874	Hrm, vm_object_terminate_pages() also asserts paging_in_progress == 0.
893	I wonder why vm_object_page_remove() does not remove wired pages from the object.
sys/sys/vnode.h
247	Maybe, "direct reads from the page cache are permitted"?

kib marked 4 inline comments as done.Aug 12 2020, 4:27 PM

kib added inline comments.

sys/kern/vfs_vnops.c
893	Because it causes other issues. In short, there is an architectural contradiction between user wiring and msync(MS_INVALIDATE). On one hand, we must keep the wired pages around, e.g. otherwise vm_object_unwire() panic with 'missed page'. On the other hand, MS_INVALIDATE works by doing vm_object_page_remove(). So the solution that fixed a lot of breakage was to keep wired pages but invalidate them. I am still not sure that everything was fixed, but definitely a lot.

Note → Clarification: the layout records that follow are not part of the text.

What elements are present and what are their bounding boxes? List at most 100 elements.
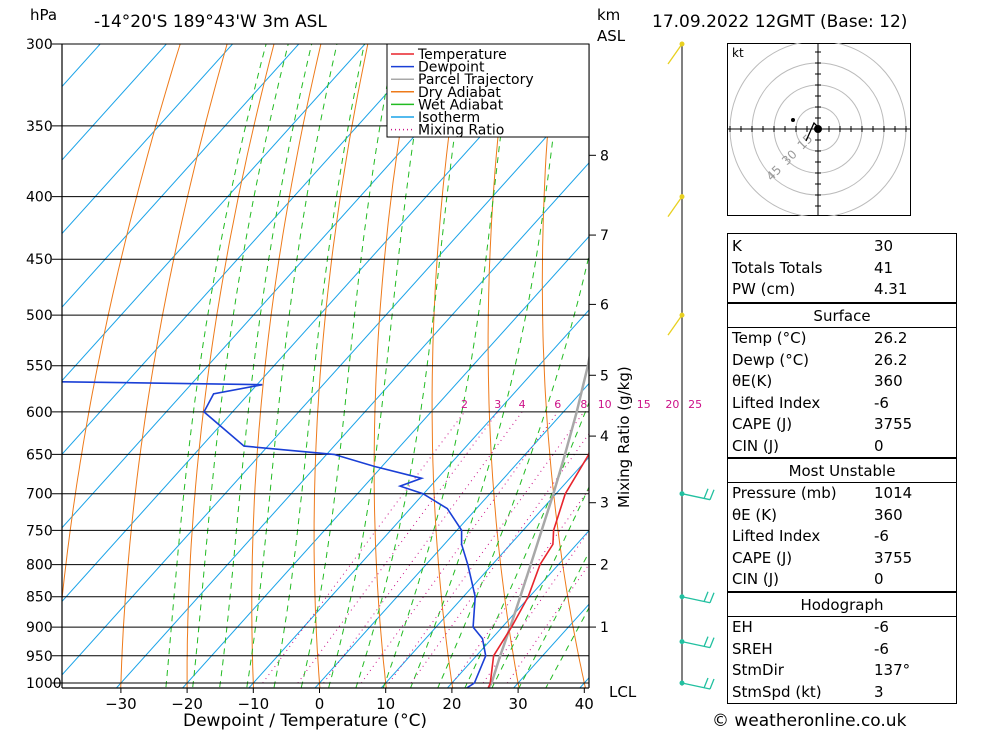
index-label: Totals Totals [732, 258, 823, 277]
surface-row: Lifted Index -6 [732, 394, 952, 415]
isotherm-line [181, 235, 589, 688]
dry-adiabat-line [120, 44, 228, 688]
website-credit: © weatheronline.co.uk [712, 711, 907, 731]
x-tick-label: 40 [575, 695, 594, 713]
index-table-top: K 30 Totals Totals 41 PW (cm) 4.31 [727, 233, 957, 303]
dry-adiabat-line [431, 44, 463, 688]
wind-barb [667, 43, 683, 65]
wet-adiabat-line [219, 44, 313, 688]
pressure-tick-label: 1000 [26, 676, 62, 692]
pressure-tick-label: 400 [26, 190, 53, 206]
index-label: SREH [732, 639, 773, 658]
wet-adiabat-line [382, 44, 514, 688]
mixing-ratio-label: 10 [598, 398, 612, 411]
isotherm-line [62, 44, 234, 235]
most-unstable-row: Pressure (mb) 1014 [732, 484, 952, 505]
index-label: Lifted Index [732, 527, 821, 545]
index-label: StmSpd (kt) [732, 682, 822, 701]
pressure-tick-label: 700 [26, 487, 53, 503]
most-unstable-row: CAPE (J) 3755 [732, 549, 952, 570]
dry-adiabat-line [186, 44, 275, 688]
isotherm-line [0, 7, 1, 709]
pressure-tick-label: 600 [26, 405, 53, 421]
x-axis-title: Dewpoint / Temperature (°C) [183, 711, 428, 731]
mixing-ratio-label: 25 [688, 398, 702, 411]
hodograph-title: Hodograph [800, 596, 884, 614]
mixing-ratio-label: 3 [494, 398, 501, 411]
index-label: K [732, 237, 742, 255]
index-value: -6 [874, 393, 889, 412]
index-value: 26.2 [874, 350, 908, 369]
wet-adiabat-line [273, 44, 365, 688]
height-unit-km: km [597, 6, 621, 24]
index-label: Temp (°C) [732, 329, 807, 347]
isotherm-line [314, 382, 589, 688]
surface-row: Temp (°C) 26.2 [732, 329, 952, 350]
index-value: 26.2 [874, 329, 908, 347]
most-unstable-row: Lifted Index -6 [732, 527, 952, 548]
wet-adiabat-line [355, 44, 469, 688]
legend-entry: Wet Adiabat [418, 97, 504, 113]
height-tick-label: 2 [600, 558, 609, 574]
valid-datetime: 17.09.2022 12GMT (Base: 12) [652, 12, 908, 32]
x-tick-label: 20 [442, 695, 461, 713]
index-label: CAPE (J) [732, 415, 793, 433]
index-value: 0 [874, 436, 884, 455]
wet-adiabat-line [246, 44, 338, 688]
mixing-ratio-line [262, 411, 465, 684]
x-tick-label: −30 [105, 695, 137, 713]
mixing-ratio-label: 20 [665, 398, 679, 411]
legend-entry: Dewpoint [418, 60, 485, 76]
index-value: 3755 [874, 415, 913, 433]
mixing-ratio-label: 6 [554, 398, 561, 411]
legend-entry: Mixing Ratio [418, 123, 504, 139]
index-value: 30 [874, 237, 894, 255]
height-unit-asl: ASL [597, 27, 626, 45]
dry-adiabat-line [646, 7, 720, 709]
mixing-ratio-line [323, 411, 523, 684]
index-row: PW (cm) 4.31 [732, 280, 952, 301]
mixing-ratio-axis-title: Mixing Ratio (g/kg) [615, 366, 633, 508]
pressure-unit: hPa [30, 6, 58, 24]
pressure-tick-label: 450 [26, 252, 53, 268]
index-label: θE (K) [732, 505, 777, 524]
index-label: CIN (J) [732, 570, 780, 588]
wet-adiabat-line [328, 44, 430, 688]
pressure-tick-label: 300 [26, 37, 53, 53]
pressure-tick-label: 350 [26, 119, 53, 135]
station-location: -14°20'S 189°43'W 3m ASL [94, 12, 327, 32]
mixing-ratio-label: 15 [637, 398, 651, 411]
wet-adiabat-line [491, 485, 589, 688]
most-unstable-title: Most Unstable [788, 462, 896, 480]
wind-barb [681, 488, 715, 501]
wet-adiabat-line [192, 44, 289, 688]
surface-row: CIN (J) 0 [732, 437, 952, 458]
wet-adiabat-line [409, 44, 566, 688]
isotherm-line [627, 7, 720, 709]
most-unstable-row: θE (K) 360 [732, 506, 952, 527]
x-tick-label: 0 [315, 695, 325, 713]
pressure-tick-label: 900 [26, 620, 53, 636]
mixing-ratio-line [297, 411, 499, 684]
hodograph-point [791, 118, 795, 122]
index-value: 137° [874, 661, 911, 679]
index-row: K 30 [732, 237, 952, 258]
isotherm-line [446, 529, 589, 688]
index-value: 0 [874, 570, 884, 588]
wind-barb [681, 636, 715, 649]
surface-row: Dewp (°C) 26.2 [732, 351, 952, 372]
hodograph-row: EH -6 [732, 618, 952, 639]
mixing-ratio-label: 8 [580, 398, 587, 411]
hodograph-row: SREH -6 [732, 640, 952, 661]
isotherm-line [62, 44, 432, 455]
dry-adiabat-line [595, 7, 658, 709]
x-tick-label: −10 [237, 695, 269, 713]
legend-entry: Dry Adiabat [418, 85, 501, 101]
index-label: PW (cm) [732, 280, 796, 298]
index-value: 41 [874, 258, 894, 277]
pressure-tick-label: 750 [26, 523, 53, 539]
surface-row: θE(K) 360 [732, 372, 952, 393]
pressure-tick-label: 650 [26, 447, 53, 463]
isotherm-line [115, 162, 589, 688]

Remove pip == 0 assert in vm_object_terminate().
Update comment.

Harbormaster completed remote builds in B32943: Diff 75734.Aug 12 2020, 4:27 PM

markj added inline comments.Aug 12 2020, 4:39 PM

sys/kern/vfs_vnops.c
893	Hmm, right. We prohibit msync(MS_INVALIDATE) on an mlock()ed region, but the mapping may be mlock()ed into a different address space. I will say that keeping the wired pages also introduces a fair bit of complexity. r345382 is one example, but I remember that there were others in the past.
sys/vm/vm_object.c
946	s/should/must/. Maybe we should have a vm_object_pip_add() wrapper to do the OBJ_DEAD check.

kib marked 2 inline comments as done.Aug 12 2020, 4:57 PM

kib added inline comments.

sys/vm/vm_object.c
946	May be. I will look at this after the current patch lands.

s/should/must/

Harbormaster completed remote builds in B32944: Diff 75736.Aug 12 2020, 4:57 PM

markj accepted this revision.Aug 12 2020, 5:30 PM

markj added inline comments.

sys/fs/nullfs/null_subr.c
265	Looks like there is some extra white space at the beginning of each line.

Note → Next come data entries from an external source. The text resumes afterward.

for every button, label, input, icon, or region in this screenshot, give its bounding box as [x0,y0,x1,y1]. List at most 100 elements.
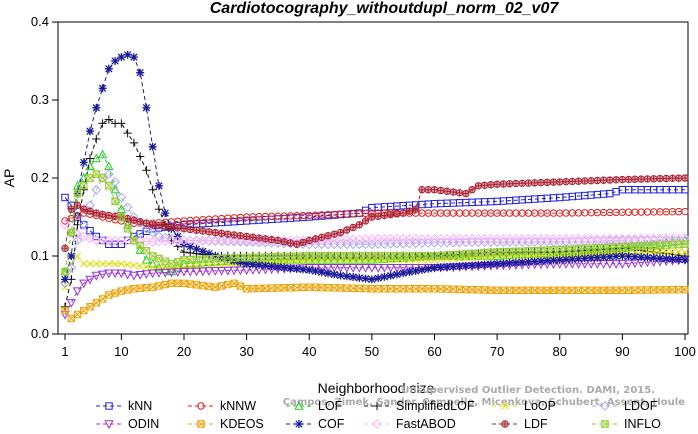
data-point-ldof [78,219,89,230]
data-point-odin [154,269,164,278]
legend-label: kNNW [220,399,256,413]
data-point-simplifiedlof [179,247,189,257]
data-point-ldf [381,212,388,219]
data-point-inflo [142,247,151,255]
legend-label: ODIN [128,417,159,431]
data-point-cof [486,260,495,269]
data-point-ldf [237,232,244,239]
data-point-ldof [141,223,152,234]
data-point-odin [360,264,371,273]
data-point-cof [436,263,445,272]
data-point-ldf [425,186,432,193]
data-point-odin [216,266,227,276]
data-point-cof [148,142,157,151]
data-point-cof [655,254,664,263]
data-point-ldf [487,181,495,188]
data-point-odin [367,264,377,273]
legend-marker [600,401,610,411]
data-point-ldof [72,235,83,246]
data-point-cof [587,253,596,262]
data-point-odin [191,267,202,277]
data-point-knnw [681,207,689,216]
data-point-cof [236,258,245,267]
legend-item-simplifiedlof: SimplifiedLOF [364,399,475,413]
data-point-ldf [262,235,269,243]
data-point-ldf [681,174,689,182]
data-point-cof [280,263,289,272]
series-inflo [60,170,690,276]
data-point-inflo [73,189,82,198]
data-point-cof [668,255,677,264]
data-point-knn [92,232,101,241]
data-point-loop [111,260,119,268]
data-point-simplifiedlof [142,166,151,175]
data-point-cof [574,254,583,263]
data-point-ldf [212,229,219,236]
x-tick-label: 50 [365,344,379,359]
data-point-cof [92,103,101,112]
data-point-inflo [130,236,138,245]
data-point-cof [117,53,126,62]
data-point-inflo [80,182,88,190]
data-point-ldf [337,229,344,236]
data-point-cof [518,258,527,267]
data-point-cof [405,268,414,277]
data-point-ldf [412,206,419,213]
legend-marker [294,400,304,410]
data-point-cof [205,249,214,258]
data-point-kdeos [123,286,132,294]
data-point-ldf [606,176,614,184]
data-point-odin [135,271,145,280]
data-point-inflo [67,228,75,237]
data-point-ldf [443,188,451,195]
data-point-ldf [575,177,582,185]
series-kdeos [61,279,689,323]
data-point-ldof [110,176,121,187]
data-point-loop [130,261,138,269]
data-point-inflo [160,257,170,265]
data-point-cof [330,270,339,279]
data-point-simplifiedlof [98,119,107,128]
data-point-cof [361,274,370,283]
data-point-inflo [98,174,107,182]
data-point-ldof [116,192,127,203]
data-point-odin [116,269,126,279]
y-tick-label: 0.1 [31,248,49,263]
data-point-cof [255,261,264,270]
x-axis-label: Neighborhood size [318,380,435,396]
data-point-cof [643,253,652,262]
data-point-lof [97,149,108,159]
data-point-kdeos [130,285,138,293]
data-point-ldf [312,235,319,243]
series-fastabod [60,219,690,247]
data-point-odin [348,264,358,273]
data-point-ldf [663,175,670,182]
data-point-kdeos [80,306,88,315]
data-point-simplifiedlof [92,134,101,144]
data-point-loop [675,248,683,256]
data-point-lof [116,204,126,213]
data-point-kdeos [92,299,101,307]
data-point-ldof [154,231,164,242]
data-point-kdeos [155,282,163,290]
data-point-inflo [92,170,101,178]
x-tick-label: 80 [553,344,567,359]
legend-label: kNN [128,399,152,413]
data-point-ldf [356,221,363,228]
data-point-odin [411,264,421,273]
data-point-ldf [556,178,563,186]
data-point-loop [92,260,100,268]
legend-item-knn: kNN [96,399,152,413]
x-tick-label: 60 [427,344,441,359]
data-point-ldf [569,178,576,185]
data-point-cof [230,256,239,265]
data-point-loop [73,252,82,260]
data-point-cof [612,252,621,261]
x-tick-label: 30 [239,344,253,359]
data-point-simplifiedlof [60,302,70,311]
data-point-odin [185,267,195,277]
data-point-inflo [135,241,145,250]
data-point-cof [637,253,646,262]
data-point-cof [681,255,689,264]
data-point-ldf [612,176,620,183]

This revision is now accepted and ready to land.Aug 12 2020, 5:30 PM

jeff added inline comments.Aug 12 2020, 5:36 PM

sys/kern/vfs_vnops.c
866–870	I'm confused about all of this. The vnode has a reference to the object. We are reading from a reference to a vnode. Is the vnode shared locked here? This is all to handle a race with forced unmount?
sys/vm/vm_object.c
946	Why was this removed? References are more strict than pip.

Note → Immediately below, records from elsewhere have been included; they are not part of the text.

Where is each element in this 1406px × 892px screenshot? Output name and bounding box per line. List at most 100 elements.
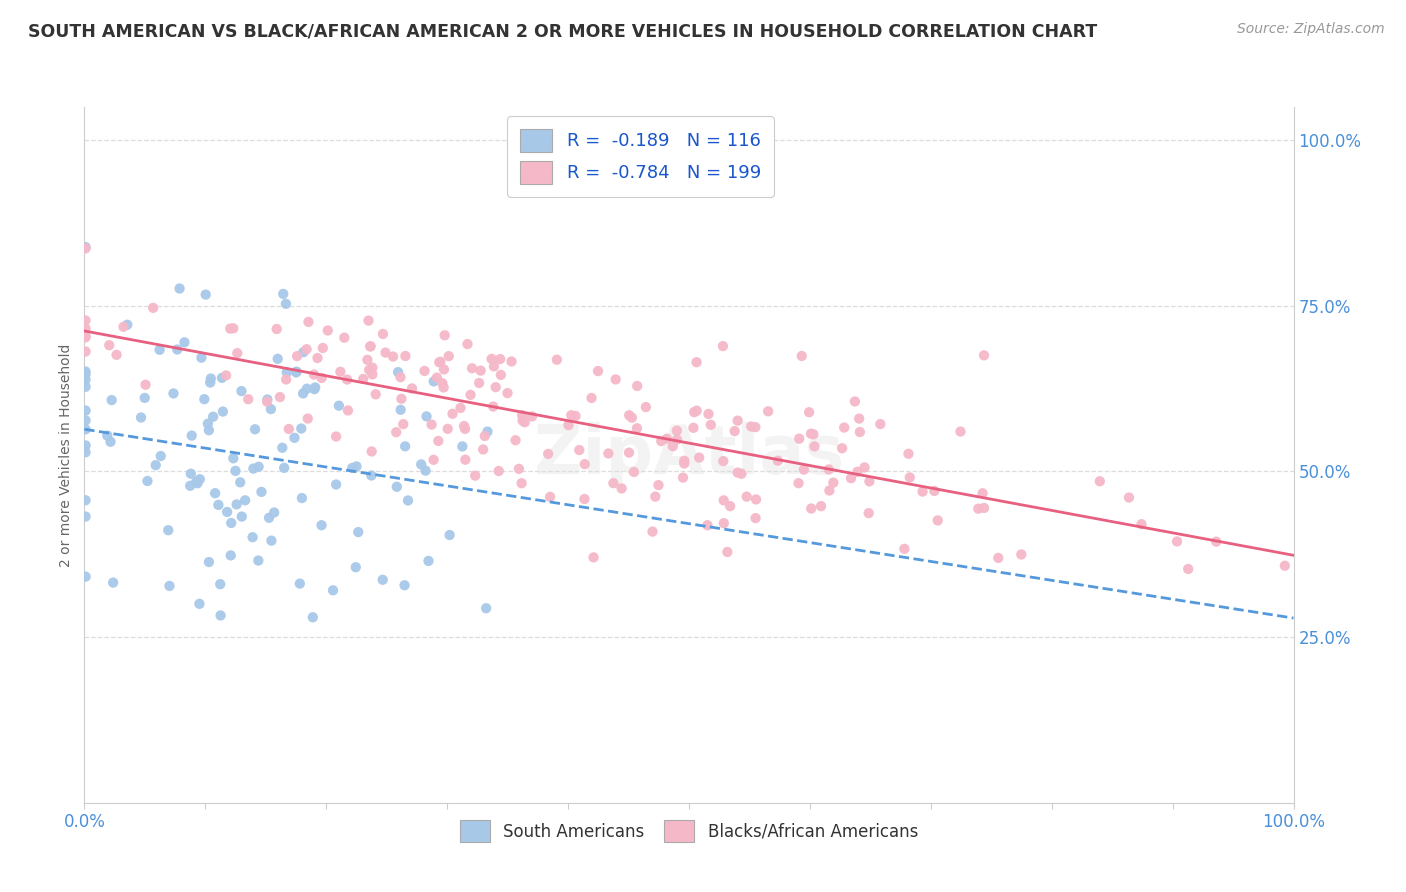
Point: [312, 341, 335, 355]
Point: [437, 349, 460, 363]
Point: [180, 467, 202, 481]
Point: [582, 550, 605, 565]
Point: [285, 366, 308, 380]
Point: [617, 409, 640, 423]
Point: [846, 465, 869, 479]
Point: [482, 400, 505, 414]
Point: [453, 419, 475, 434]
Point: [740, 419, 762, 434]
Point: [641, 524, 664, 539]
Point: [257, 510, 280, 524]
Point: [672, 470, 695, 484]
Point: [75, 445, 97, 459]
Point: [238, 392, 260, 407]
Point: [839, 471, 862, 485]
Point: [683, 405, 706, 419]
Point: [436, 422, 458, 436]
Point: [460, 388, 482, 402]
Point: [336, 403, 359, 417]
Point: [557, 418, 579, 433]
Point: [100, 434, 122, 449]
Point: [75, 344, 97, 359]
Point: [489, 352, 512, 367]
Point: [744, 420, 766, 434]
Point: [271, 441, 294, 455]
Point: [488, 464, 510, 478]
Y-axis label: 2 or more Vehicles in Household: 2 or more Vehicles in Household: [59, 343, 73, 566]
Point: [387, 365, 409, 379]
Point: [75, 365, 97, 379]
Point: [475, 601, 498, 615]
Point: [75, 313, 97, 327]
Point: [311, 371, 333, 385]
Point: [665, 424, 688, 438]
Text: SOUTH AMERICAN VS BLACK/AFRICAN AMERICAN 2 OR MORE VEHICLES IN HOUSEHOLD CORRELA: SOUTH AMERICAN VS BLACK/AFRICAN AMERICAN…: [28, 22, 1097, 40]
Point: [927, 513, 949, 527]
Point: [987, 550, 1010, 565]
Point: [75, 380, 97, 394]
Point: [360, 468, 382, 483]
Point: [260, 533, 283, 548]
Point: [787, 476, 810, 491]
Point: [790, 349, 813, 363]
Point: [75, 509, 97, 524]
Point: [136, 474, 159, 488]
Point: [290, 421, 312, 435]
Point: [468, 376, 491, 390]
Point: [568, 443, 591, 458]
Point: [644, 490, 666, 504]
Point: [520, 409, 543, 424]
Point: [464, 468, 486, 483]
Point: [817, 462, 839, 476]
Point: [374, 345, 396, 359]
Point: [1274, 558, 1296, 573]
Point: [858, 475, 880, 489]
Point: [159, 579, 181, 593]
Point: [537, 447, 560, 461]
Point: [389, 392, 412, 406]
Point: [229, 475, 252, 490]
Legend: South Americans, Blacks/African Americans: South Americans, Blacks/African American…: [451, 812, 927, 850]
Point: [342, 461, 364, 475]
Point: [650, 434, 672, 448]
Point: [510, 408, 533, 422]
Point: [673, 454, 696, 468]
Point: [333, 331, 356, 345]
Point: [145, 458, 167, 472]
Point: [481, 351, 503, 366]
Point: [1118, 491, 1140, 505]
Point: [401, 381, 423, 395]
Point: [461, 361, 484, 376]
Point: [394, 578, 416, 592]
Point: [288, 576, 311, 591]
Point: [179, 479, 201, 493]
Point: [75, 493, 97, 508]
Point: [100, 393, 122, 408]
Point: [429, 355, 451, 369]
Point: [849, 425, 872, 439]
Point: [336, 373, 359, 387]
Point: [730, 467, 752, 481]
Point: [157, 523, 180, 537]
Point: [441, 407, 464, 421]
Point: [564, 409, 586, 423]
Point: [394, 439, 416, 453]
Point: [75, 373, 97, 387]
Point: [371, 573, 394, 587]
Point: [477, 425, 499, 439]
Point: [325, 429, 347, 443]
Point: [247, 553, 270, 567]
Point: [745, 492, 768, 507]
Point: [513, 415, 536, 429]
Point: [787, 432, 810, 446]
Point: [411, 458, 433, 472]
Point: [231, 509, 253, 524]
Point: [209, 577, 232, 591]
Point: [924, 483, 946, 498]
Point: [198, 423, 221, 437]
Point: [432, 376, 454, 391]
Point: [711, 339, 734, 353]
Point: [75, 240, 97, 254]
Point: [831, 442, 853, 456]
Point: [207, 498, 229, 512]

kib marked 3 inline comments as done.Aug 12 2020, 5:54 PM

kib added inline comments.

sys/fs/nullfs/null_subr.c
265	There is tab and space before each '*', as usual for multiline comments. Unless I miss something, this is normal indent.
sys/kern/vfs_vnops.c
866–870	No, the vnode is not locked, we only have a reference to it thought struct file f_vnode. It handles forced unmounts in particular. The vnode content is read-locked by rangelocks for read range, so we get the expected read atomicity.
sys/vm/vm_object.c
946	My bad, restored.

Restore ref_count assert in terminate().

This revision now requires review to proceed.Aug 12 2020, 5:55 PM

Harbormaster completed remote builds in B32949: Diff 75742.Aug 12 2020, 5:55 PM

jeff added inline comments.Aug 12 2020, 5:57 PM

sys/kern/vfs_vnops.c
866–870	I see ok. Well it really is a shame how much extra synchronization and complexity is required for forced unmount. Orthogonal to this patch, but maybe we should rethink the way that works to avoid all of this. Possibly something closer to write suspension.

markj added inline comments.Aug 12 2020, 6:02 PM

sys/fs/nullfs/null_subr.c
265	I meant that there is an extra space after each `*`.

spaces

Harbormaster completed remote builds in B32955: Diff 75751.Aug 12 2020, 7:28 PM

markj accepted this revision.Aug 13 2020, 2:13 PM

markj added inline comments.

sys/kern/vfs_vnops.c
939	Can't we handle requests larger than `ptoa(io_hold_cnt)` by looping with the object PIP held?

This revision is now accepted and ready to land.Aug 13 2020, 2:13 PM

Patch is currently tested by pho.

sys/kern/vfs_vnops.c
939	We can, but I am not sure it is much useful. vniofault code already chunks io into io_hold_cnt blocks, so for the normal case where vniofault is enabled, we would never see large block. The check is to do something with !vniofault. Might be we could not do pgcache read for !vniofault, but this seems to be too arbitrary.